Friday, October 03, 2008


For years now I have been bitching about the visual arts coverage decline in the Washington Post, which started many years ago and which was essentially destroyed while Eugene Robinson was the editor of the Style section.

But this piece on KISS's Paul Stanley will be remembered as the proverbial camel backbreaker:

Perhaps it was inevitable. Paul Stanley -- known for wearing red lipstick, white foundation and a black star over his right eye -- has transferred his makeup skills to canvas. The Kiss frontman has a booming art career, to the tune of $2 million in sales last year, and will visit the D.C. area next week when his paintings go on display at Wentworth Gallery in Tysons Galleria.
I am embarrassed the the nation's capital has a newspaper that allows the distribution of drivel like this:
An original Paul Stanley can sell for about $70,000; a small print goes for $1,000, though Stanley insists on calling it a " 'limited-edition giclée,' because 'print' sounds like something you tore out of a magazine." His customers range from Kiss diehards who don't go to art galleries often (or ever) to collectors who wouldn't dream of attending a metal concert. He has had about 18 gallery shows over the past 18 months.
This is not an anti Paul Stanley rant, whom I suspect is an adequate painter clearly employing his celebrity status to hawk artwork, nor is it a dig at the article's author, whom I am sure responds to the paper's pressure to write articles (in an art column) that focus on celebrities whenever possible.

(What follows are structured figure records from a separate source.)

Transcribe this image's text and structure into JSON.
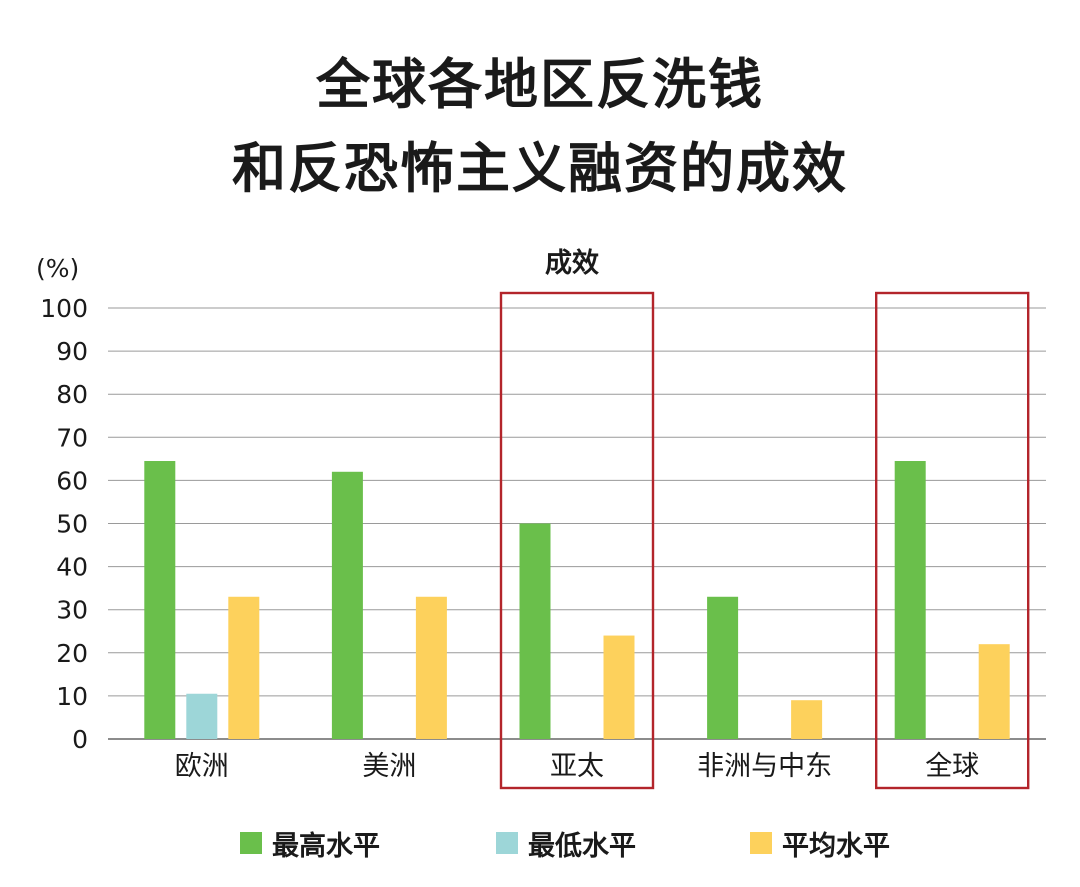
{
  "title_line1": "全球各地区反洗钱",
  "title_line2": "和反恐怖主义融资的成效",
  "chart_data": {
    "type": "bar",
    "title": "成效",
    "ylabel": "(%)",
    "ylim": [
      0,
      100
    ],
    "yticks": [
      0,
      10,
      20,
      30,
      40,
      50,
      60,
      70,
      80,
      90,
      100
    ],
    "grid": true,
    "legend_position": "bottom",
    "categories": [
      "欧洲",
      "美洲",
      "亚太",
      "非洲与中东",
      "全球"
    ],
    "highlighted_categories": [
      "亚太",
      "全球"
    ],
    "series": [
      {
        "name": "最高水平",
        "color": "#6abf4b",
        "values": [
          64.5,
          62,
          50,
          33,
          64.5
        ]
      },
      {
        "name": "最低水平",
        "color": "#9dd6d8",
        "values": [
          10.5,
          0,
          0,
          0,
          0
        ]
      },
      {
        "name": "平均水平",
        "color": "#fdd15c",
        "values": [
          33,
          33,
          24,
          9,
          22
        ]
      }
    ],
    "highlight_color": "#b3252b"
  }
}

This is certainly not a dig at the hardworking and highly successful Wentworth businesses, all 31 of them across the nation. If you want wall decor by Peter Max, Alexandra Nechita, Paul Stanley, Charles Fazzino, David Schluss and Grace Slick, they're your place!

This rant is a vomiting on the leadership of a newspaper that does not understand, nor wishes to understand, the reasons that many people like me, feel that they have failed miserably to execute their role and mission when it comes to the arts. Read the article here.

And if you think I am being tough on the WaPo, you should see what madman Bailey is saying. Read it here.

Paul Stanley on his art...


Anonymous said...

I found the video to be pretty funny.

What isn't funny is that the Washington Post and many other newspapers (including the City Paper) either have non-existent or simply TERRIBLE coverage of the D.C. arts scene.

On the other hand, this leaves a market for someone creative and entrepreneurial to start a rag devoted to the D.C. arts scene. No good competition, I'll tell you that!

Unknown said...

Preaching to the choir, Lenny. Keep on keepin' on!

With all of the good artists here, and especially with the recent local selections at Littelton and Tate's foray into national collecting status, you'd think the WaPo folks could bother to cover local arts.

Their lack of coverage is a real embarrassment.

Anonymous said...

A couple of thoughts: one, I think we start getting into trouble when we expect what is essentially a public info/service business - a newspaper - to adhere to a certain role and mission when it comes to covering the arts. I'm not saying that it isn't possible or that we haven't had excellent writers in the past, it's just that for the most part, any good criticism has become so secular and self-serving to all the players involved - artists, galleries, museums, collectors and even bloggers etc. - that it is indeed preaching to the choir. I would turn the finger pointing around towards those same individuals who have sequestered art and its machinations into a castaway activity unrelated to society's day to day existence. Or to put it bluntly, who reads about art in the newspaper these days? The importance of that writing is only equal to the affect it has on an individual concerned by it - which is none on the non-art public.

Secondly, honestly, who cares about Paul Stanley? I mean how is his artwork going to affect our art making practices, sales, reviews, or any other related activity we do? It's not, not anymore than Hirst's latest auction. That it is a waste for a newspaper to cover such inane artwork, I agree, but to believe that they have some unwritten responsibility to review something "better" or more substantial (our picks would be limitless) is to assume they care about doing so.

Anonymous said...

"Adequate painter" come on Lenny. You know that's not true. He paints with the technique and ideas of an average high school art nerd.

The post must have lost all taste to promote this trash. However print journalism is gasping for air so they have to pay the bills somehow.